The trend continues for the laggards

 

JAMIE VICECONTE
CHIEF MARKETING OFFICER
CO-CHIEF INVESTING OFFICER | FOLIOBEYOND

2 min read

We asked the question last month if this is the start of a trend, so maybe it finally is. There have been a number of prominent Value investors who have officially thrown in the towel, so maybe that was the contrarian sign we needed. For the month, our Factor-based portfolios in Equities outperformed the broad MSCI All Country World Index (“ACWI”) by roughly 0.5% and have only lagged by roughly 1% since the middle of the year. So the COVID effect – and potential regime change around that – concentrated the bulk of our underperformance in the second quarter after the March route.

At a more micro level, Value and Small Cap ETFs outperformed their Growth and Large Cap counterparts by anywhere from just over 4% to almost 8% last month.

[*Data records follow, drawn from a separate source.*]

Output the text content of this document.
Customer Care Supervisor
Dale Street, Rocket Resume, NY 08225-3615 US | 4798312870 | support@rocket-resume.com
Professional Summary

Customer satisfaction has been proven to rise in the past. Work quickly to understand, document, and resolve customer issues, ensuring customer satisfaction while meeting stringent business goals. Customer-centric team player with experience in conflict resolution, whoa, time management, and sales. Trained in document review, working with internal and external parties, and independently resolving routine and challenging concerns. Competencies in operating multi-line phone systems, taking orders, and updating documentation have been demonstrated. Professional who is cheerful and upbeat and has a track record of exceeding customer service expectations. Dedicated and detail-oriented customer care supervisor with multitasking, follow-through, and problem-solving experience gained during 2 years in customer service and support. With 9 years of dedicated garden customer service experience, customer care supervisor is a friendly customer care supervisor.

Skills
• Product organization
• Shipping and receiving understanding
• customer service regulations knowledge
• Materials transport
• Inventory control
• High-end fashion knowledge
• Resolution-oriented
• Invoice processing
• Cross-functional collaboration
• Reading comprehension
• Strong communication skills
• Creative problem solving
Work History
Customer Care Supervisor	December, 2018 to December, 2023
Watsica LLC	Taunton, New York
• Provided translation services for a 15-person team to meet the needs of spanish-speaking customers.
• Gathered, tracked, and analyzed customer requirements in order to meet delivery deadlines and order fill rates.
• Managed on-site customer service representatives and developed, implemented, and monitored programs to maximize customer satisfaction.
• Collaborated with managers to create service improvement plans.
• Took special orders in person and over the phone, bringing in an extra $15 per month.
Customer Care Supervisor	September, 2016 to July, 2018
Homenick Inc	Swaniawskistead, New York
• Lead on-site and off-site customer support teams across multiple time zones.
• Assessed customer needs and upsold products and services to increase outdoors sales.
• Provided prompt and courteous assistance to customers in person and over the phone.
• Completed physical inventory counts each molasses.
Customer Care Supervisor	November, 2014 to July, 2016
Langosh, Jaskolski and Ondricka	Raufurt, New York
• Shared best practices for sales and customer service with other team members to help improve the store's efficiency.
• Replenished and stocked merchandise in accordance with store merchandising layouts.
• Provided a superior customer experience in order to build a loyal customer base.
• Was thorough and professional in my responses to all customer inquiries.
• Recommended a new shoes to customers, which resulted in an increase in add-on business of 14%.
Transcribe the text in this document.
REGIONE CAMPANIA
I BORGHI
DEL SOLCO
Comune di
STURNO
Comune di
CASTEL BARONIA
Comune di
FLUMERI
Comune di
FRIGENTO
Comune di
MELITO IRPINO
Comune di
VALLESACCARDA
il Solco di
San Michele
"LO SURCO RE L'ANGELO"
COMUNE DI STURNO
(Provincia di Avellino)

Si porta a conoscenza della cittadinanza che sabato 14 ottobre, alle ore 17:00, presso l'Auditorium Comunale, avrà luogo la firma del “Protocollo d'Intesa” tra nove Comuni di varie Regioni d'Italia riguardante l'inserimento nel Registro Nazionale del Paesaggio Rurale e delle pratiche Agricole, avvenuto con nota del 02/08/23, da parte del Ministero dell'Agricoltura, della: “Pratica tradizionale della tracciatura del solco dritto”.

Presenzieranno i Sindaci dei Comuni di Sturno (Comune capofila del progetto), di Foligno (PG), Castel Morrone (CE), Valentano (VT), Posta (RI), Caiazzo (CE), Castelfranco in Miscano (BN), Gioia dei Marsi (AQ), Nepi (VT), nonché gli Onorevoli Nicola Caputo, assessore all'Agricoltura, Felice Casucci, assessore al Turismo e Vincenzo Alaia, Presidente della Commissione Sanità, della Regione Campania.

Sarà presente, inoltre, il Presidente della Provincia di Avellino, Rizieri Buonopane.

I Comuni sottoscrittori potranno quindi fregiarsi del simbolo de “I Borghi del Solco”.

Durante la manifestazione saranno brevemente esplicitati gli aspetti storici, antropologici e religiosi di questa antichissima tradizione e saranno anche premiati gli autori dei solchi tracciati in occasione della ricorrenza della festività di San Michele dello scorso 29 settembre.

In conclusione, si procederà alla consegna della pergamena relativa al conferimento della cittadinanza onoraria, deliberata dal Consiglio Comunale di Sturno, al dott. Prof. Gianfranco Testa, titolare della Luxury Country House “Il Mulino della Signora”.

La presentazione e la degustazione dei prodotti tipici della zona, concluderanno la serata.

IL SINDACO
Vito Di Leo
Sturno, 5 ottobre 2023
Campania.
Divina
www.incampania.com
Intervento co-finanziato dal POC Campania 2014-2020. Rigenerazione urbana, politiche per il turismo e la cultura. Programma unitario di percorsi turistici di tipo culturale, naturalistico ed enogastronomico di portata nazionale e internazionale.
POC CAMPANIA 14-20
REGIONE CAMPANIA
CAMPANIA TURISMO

This may sound extreme, but we noted in prior months that Value had underperformed Growth by more than 30% in some measures year-to-date.

As we write this, the large cap growth names had another significant move higher on expectations that the work from home (”WFH”) names will benefit from a Biden Administration. But there are others forecasting that further stimulus should help Small Cap and Value names as well.

As we typically note, we can’t predict the short to intermediate term moves in these discrete market sectors. Last month’s moves do show us that valuation disparities can snap back strongly and patience with positioning is critical.

The Fixed Income portion of client accounts was down about 0.6% on the month with longer duration sectors of the market declining in price on the expectations of a reflation trade with a “Blue Wave”. That should ease as the reality of a divided government in the US and a continued resurgence of COVID cases continues.